You have received a year-end bonus of $5000. You decide to invest the money in the stock market and have narrowed your investment options down to two mutual funds. the following data represent the historical quarterly rates of return of each mutual fund for the past 20 quarters (5 years).
Mutual Fund A
1.3, -0.3, 0.6, 608, 5.0, 5.2, 4.8, 2.4, 3.0, 1.8, 7.3, 8.6, 3.4, 3.8, -1.3, 6.4, 1.9, -0.5, -2.3, 3.1
Mutual Fund B
-5.4, 6.7, 11.9, 4.3, 4.3, 3.5, 10.5, 2.9, 3.8, 5.9, -6.7, 1.4, 8.9, 0.3, -2.4, -4.7, -1.1, 3.4, 7.7, 12.9
Describe each data set. That is, determine the shape, center and spread. Which mutual fund would you invest in and why? Also calculate the CV for both sets of data."
I know the formula for the CV is (s/x̄)x100%, and i found x̄ to be 3.05 for A, and 3.41 for B. But i do not know how to get the s value. Also, i do not know what "center and spread" mean. Could someone help me please?
p.s. x̄ is "x-bar"
To find the value of "s" in the formula for the coefficient of variation (CV), you need to calculate the standard deviation (s) of each data set.
The center of a data set refers to the measure of central tendency, which helps characterize the typical or average value in the data. Common measures of center include the mean (x̄), median, and mode. The spread of a data set refers to the variability or dispersion of the data points.
To find the center and spread of the data sets, you can use the following steps:
1. Calculate the mean (x̄) of each data set:
- For Mutual Fund A, you mentioned the mean (x̄) is 3.05.
- For Mutual Fund B, you mentioned the mean (x̄) is 3.41.
2. Calculate the standard deviation (s) of each data set:
- For Mutual Fund A, use the formula: s = √((Σ(x - x̄)²) / (n - 1))
- For Mutual Fund B, use the same formula as above to calculate the standard deviation.
Now, let's calculate the standard deviation for both sets of data:
Mutual Fund A:
1.3, -0.3, 0.6, 608, 5.0, 5.2, 4.8, 2.4, 3.0, 1.8, 7.3, 8.6, 3.4, 3.8, -1.3, 6.4, 1.9, -0.5, -2.3, 3.1
Step 1: Find the mean (x̄) of the data set.

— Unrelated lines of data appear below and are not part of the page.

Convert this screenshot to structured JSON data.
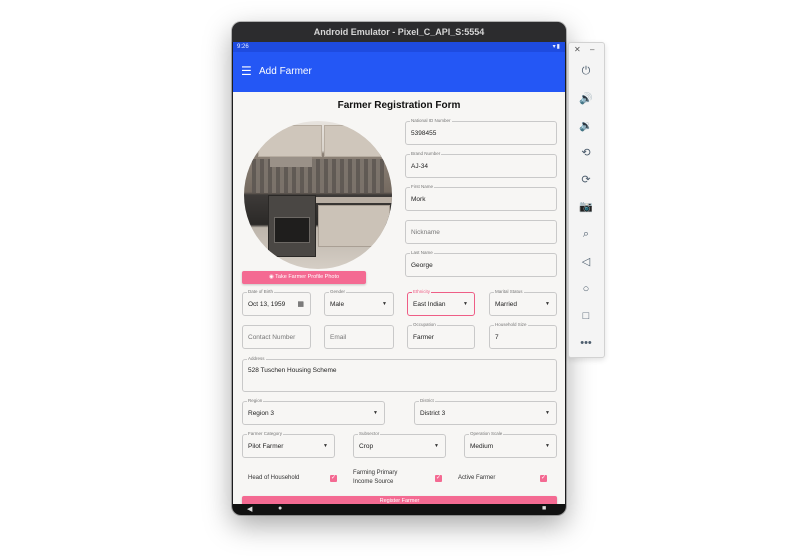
{
  "window": {
    "title": "Android Emulator - Pixel_C_API_S:5554"
  },
  "statusbar": {
    "time": "9:26",
    "icons": "▾▮"
  },
  "appbar": {
    "title": "Add Farmer",
    "menu_icon": "menu-icon"
  },
  "form": {
    "title": "Farmer Registration Form",
    "photo_button": "Take Farmer Profile Photo",
    "national_id": {
      "label": "National ID Number",
      "value": "5398455"
    },
    "brand_number": {
      "label": "Brand Number",
      "value": "AJ-34"
    },
    "first_name": {
      "label": "First Name",
      "value": "Mork"
    },
    "nickname": {
      "placeholder": "Nickname"
    },
    "last_name": {
      "label": "Last Name",
      "value": "George"
    },
    "dob": {
      "label": "Date of Birth",
      "value": "Oct 13, 1959"
    },
    "gender": {
      "label": "Gender",
      "value": "Male"
    },
    "ethnicity": {
      "label": "Ethnicity",
      "value": "East Indian"
    },
    "marital": {
      "label": "Marital Status",
      "value": "Married"
    },
    "contact": {
      "placeholder": "Contact Number"
    },
    "email": {
      "placeholder": "Email"
    },
    "occupation": {
      "label": "Occupation",
      "value": "Farmer"
    },
    "household": {
      "label": "Household Size",
      "value": "7"
    },
    "address": {
      "label": "Address",
      "value": "528 Tuschen Housing Scheme"
    },
    "region": {
      "label": "Region",
      "value": "Region 3"
    },
    "district": {
      "label": "District",
      "value": "District 3"
    },
    "category": {
      "label": "Farmer Category",
      "value": "Pilot Farmer"
    },
    "subsector": {
      "label": "Subsector",
      "value": "Crop"
    },
    "scale": {
      "label": "Operation Scale",
      "value": "Medium"
    },
    "head_household": "Head of Household",
    "primary_income": "Farming Primary Income Source",
    "active_farmer": "Active Farmer",
    "register_button": "Register Farmer"
  },
  "sidebar": {
    "close": "✕",
    "minimize": "–",
    "buttons": [
      "power-icon",
      "volume-up-icon",
      "volume-down-icon",
      "rotate-left-icon",
      "rotate-right-icon",
      "camera-icon",
      "zoom-icon",
      "back-icon",
      "home-icon",
      "overview-icon",
      "more-icon"
    ]
  },
  "colors": {
    "appbar": "#2457f5",
    "accent": "#f46a92",
    "error": "#ee5e86"
  }
}
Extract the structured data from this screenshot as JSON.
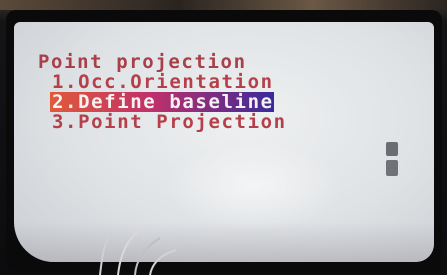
{
  "screen": {
    "menu_title": "Point projection",
    "items": [
      {
        "label": "1.Occ.Orientation",
        "selected": false
      },
      {
        "label": "2.Define baseline",
        "selected": true
      },
      {
        "label": "3.Point Projection",
        "selected": false
      }
    ]
  },
  "colors": {
    "text": "#b5404a",
    "selection_start": "#e05a3a",
    "selection_end": "#3a2a9a",
    "screen_bg": "#e6e8ea"
  },
  "icons": {
    "scrollbar": "scrollbar-thumb"
  }
}
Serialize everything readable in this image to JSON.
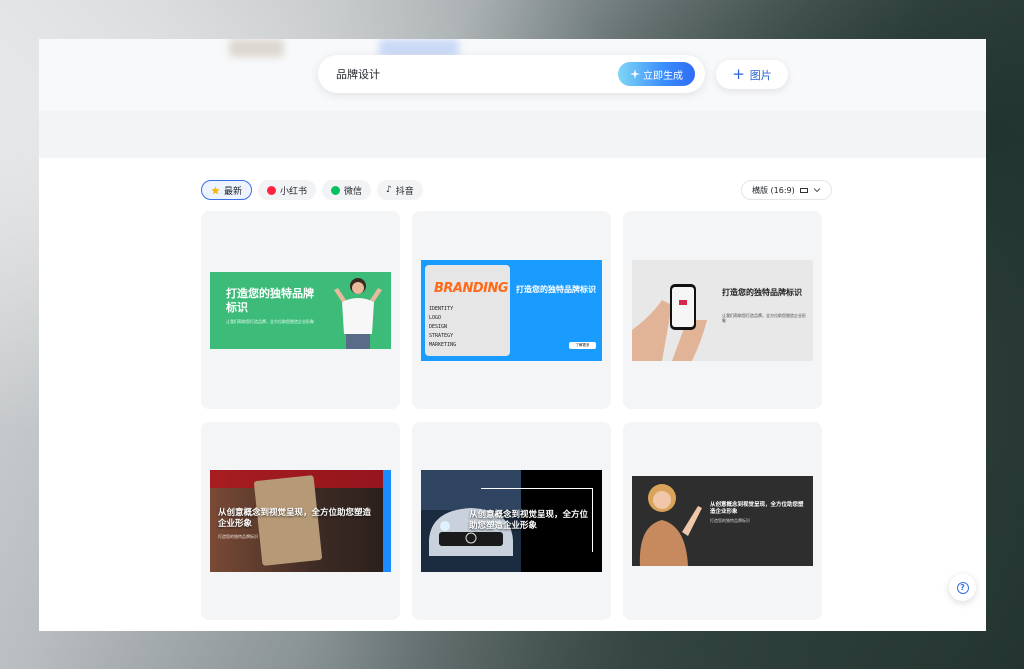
{
  "search": {
    "value": "品牌设计",
    "generate_label": "立即生成",
    "generate_icon": "sparkle-icon"
  },
  "image_button": {
    "label": "图片",
    "icon": "plus-icon"
  },
  "filters": [
    {
      "label": "最新",
      "icon": "star-icon",
      "color": "#f5b400",
      "active": true
    },
    {
      "label": "小红书",
      "icon": "xiaohongshu-icon",
      "color": "#ff2442",
      "active": false
    },
    {
      "label": "微信",
      "icon": "wechat-icon",
      "color": "#07c160",
      "active": false
    },
    {
      "label": "抖音",
      "icon": "douyin-icon",
      "color": "#111111",
      "active": false
    }
  ],
  "ratio_select": {
    "label": "横版 (16:9)"
  },
  "templates": [
    {
      "title": "打造您的独特品牌标识",
      "sub": "让我们帮助您打造品牌，全方位助您塑造企业形象",
      "bg": "#3dbc79"
    },
    {
      "title": "打造您的独特品牌标识",
      "art": "BRANDING",
      "lines": [
        "IDENTITY",
        "LOGO",
        "DESIGN",
        "STRATEGY",
        "MARKETING"
      ],
      "button": "了解更多",
      "bg": "#1a9cff"
    },
    {
      "title": "打造您的独特品牌标识",
      "sub": "让我们帮助您打造品牌，全方位助您塑造企业形象",
      "bg": "#e8e8e8"
    },
    {
      "title": "从创意概念到视觉呈现，全方位助您塑造企业形象",
      "sub": "打造您的独特品牌标识",
      "bg": "#6a3a2a"
    },
    {
      "title": "从创意概念到视觉呈现，全方位助您塑造企业形象",
      "bg": "#000000"
    },
    {
      "title": "从创意概念到视觉呈现，全方位助您塑造企业形象",
      "sub": "打造您的独特品牌标识",
      "bg": "#2e2e2e"
    }
  ],
  "colors": {
    "accent": "#2f6cf6"
  }
}
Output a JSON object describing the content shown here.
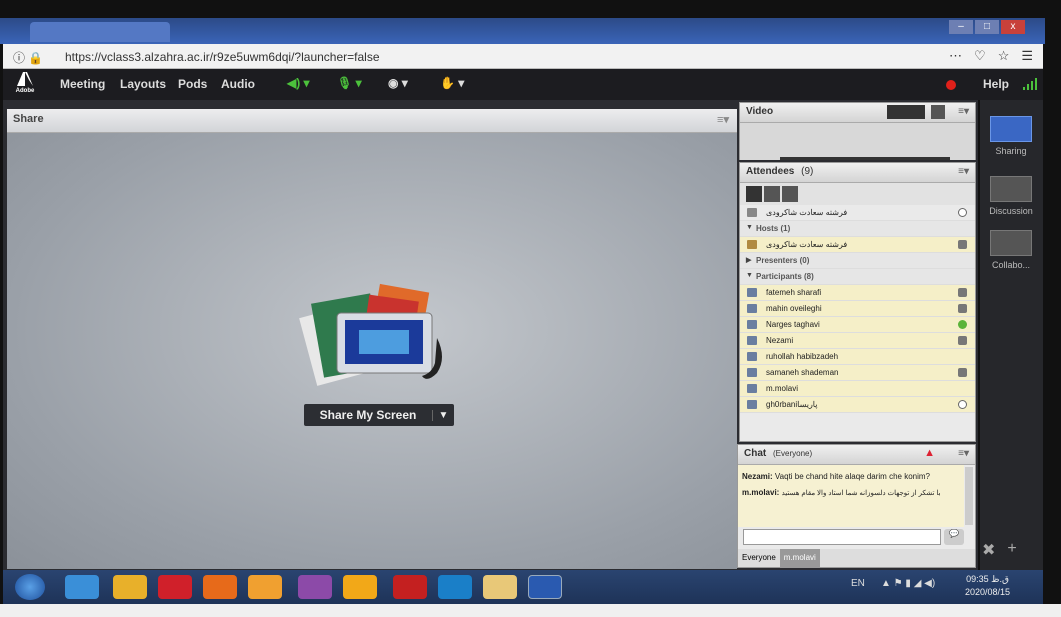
{
  "browser": {
    "url": "https://vclass3.alzahra.ac.ir/r9ze5uwm6dqi/?launcher=false",
    "more_icon": "⋯",
    "tools": [
      "pocket-icon",
      "star-icon",
      "hamburger-icon"
    ]
  },
  "app": {
    "logo": "Adobe",
    "menu": [
      "Meeting",
      "Layouts",
      "Pods",
      "Audio"
    ],
    "help": "Help"
  },
  "share_pod": {
    "title": "Share",
    "button_label": "Share My Screen"
  },
  "video_pod": {
    "title": "Video"
  },
  "attendees": {
    "title": "Attendees",
    "count": "(9)",
    "self_name": "فرشته سعادت شاکرودی",
    "hosts_label": "Hosts (1)",
    "host_name": "فرشته سعادت شاکرودی",
    "presenters_label": "Presenters (0)",
    "participants_label": "Participants (8)",
    "participants": [
      {
        "name": "fatemeh sharafi",
        "status": "mic"
      },
      {
        "name": "mahin oveileghi",
        "status": "mic"
      },
      {
        "name": "Narges taghavi",
        "status": "agree"
      },
      {
        "name": "Nezami",
        "status": "mic"
      },
      {
        "name": "ruhollah habibzadeh",
        "status": ""
      },
      {
        "name": "samaneh shademan",
        "status": "mic"
      },
      {
        "name": "m.molavi",
        "status": ""
      },
      {
        "name": "gh0rbaniپاریسا",
        "status": "away"
      }
    ]
  },
  "chat": {
    "title": "Chat",
    "scope": "(Everyone)",
    "messages": [
      {
        "sender": "Nezami:",
        "text": "Vaqti be chand hite alaqe darim che konim?"
      },
      {
        "sender": "m.molavi:",
        "text": "با تشکر از توجهات دلسوزانه شما استاد والا مقام هستید"
      }
    ],
    "tabs": [
      "Everyone",
      "m.molavi"
    ]
  },
  "layouts_bar": {
    "items": [
      "Sharing",
      "Discussion",
      "Collabo..."
    ]
  },
  "taskbar": {
    "lang": "EN",
    "time": "09:35 ق.ظ",
    "date": "2020/08/15"
  },
  "colors": {
    "accent": "#3a67c4",
    "record": "#e0201a",
    "chat_bg": "#f6f1d2",
    "highlight_row": "#f5efc8"
  }
}
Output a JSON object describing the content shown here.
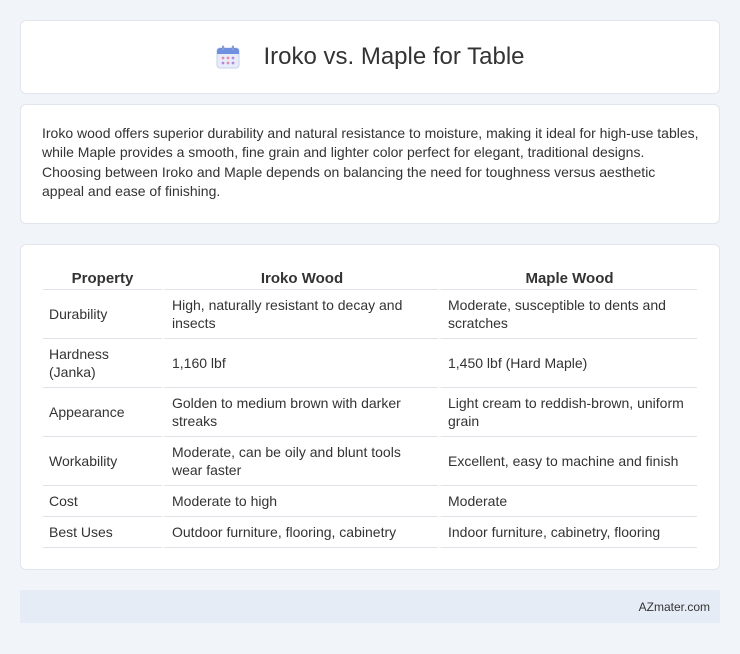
{
  "header": {
    "title": "Iroko vs. Maple for Table",
    "icon": "calendar-icon"
  },
  "description": "Iroko wood offers superior durability and natural resistance to moisture, making it ideal for high-use tables, while Maple provides a smooth, fine grain and lighter color perfect for elegant, traditional designs. Choosing between Iroko and Maple depends on balancing the need for toughness versus aesthetic appeal and ease of finishing.",
  "table": {
    "headers": [
      "Property",
      "Iroko Wood",
      "Maple Wood"
    ],
    "rows": [
      [
        "Durability",
        "High, naturally resistant to decay and insects",
        "Moderate, susceptible to dents and scratches"
      ],
      [
        "Hardness (Janka)",
        "1,160 lbf",
        "1,450 lbf (Hard Maple)"
      ],
      [
        "Appearance",
        "Golden to medium brown with darker streaks",
        "Light cream to reddish-brown, uniform grain"
      ],
      [
        "Workability",
        "Moderate, can be oily and blunt tools wear faster",
        "Excellent, easy to machine and finish"
      ],
      [
        "Cost",
        "Moderate to high",
        "Moderate"
      ],
      [
        "Best Uses",
        "Outdoor furniture, flooring, cabinetry",
        "Indoor furniture, cabinetry, flooring"
      ]
    ]
  },
  "footer": {
    "text": "AZmater.com"
  }
}
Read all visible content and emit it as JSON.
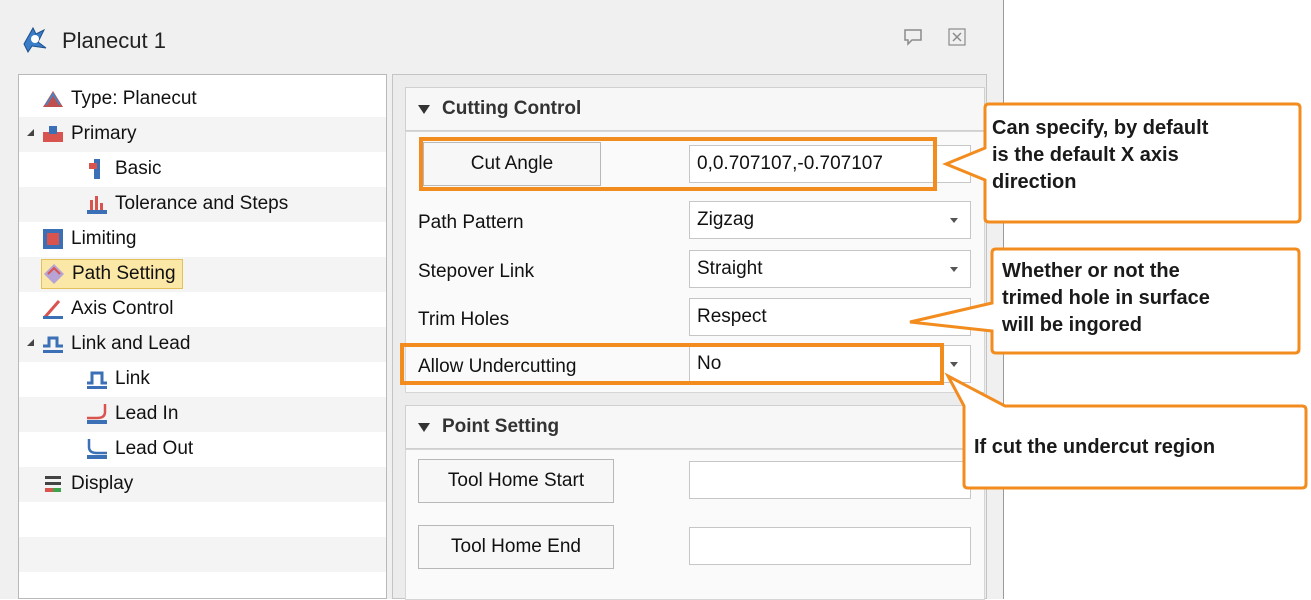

Mean (x̄) = (1.3 - 0.3 + 0.6 + 608 + 5.0 + 5.2 + 4.8 + 2.4 + 3.0 + 1.8 + 7.3 + 8.6 + 3.4 + 3.8 - 1.3 + 6.4 + 1.9 - 0.5 - 2.3 + 3.1) / 20
= 3.05 (as you had mentioned)
Step 2: Calculate the squared differences from the mean.
Subtract the mean from each data point, then square it.
For example, for the first data point, (1.3 - 3.05)² = 2.8225.
Repeat this step for all data points.
Step 3: Calculate the sum of squared differences from the mean.
Add up all the squared differences from the previous step.
Step 4: Divide the sum of squared differences by (n - 1).
n is the number of data points, which in this case is 20.
Step 5: Take the square root of the result from step 4 to find the standard deviation.
Repeat the same process for Mutual Fund B, using the provided data.
Once you have the standard deviation for both data sets, you can calculate the coefficient of variation (CV) using the formula you mentioned: (s/x̄)x100%.
After finding the CV for each data set, compare them to determine which mutual fund would be a better investment. The mutual fund with a lower CV indicates less relative risk compared to its expected return, making it a potentially more favorable choice for investment.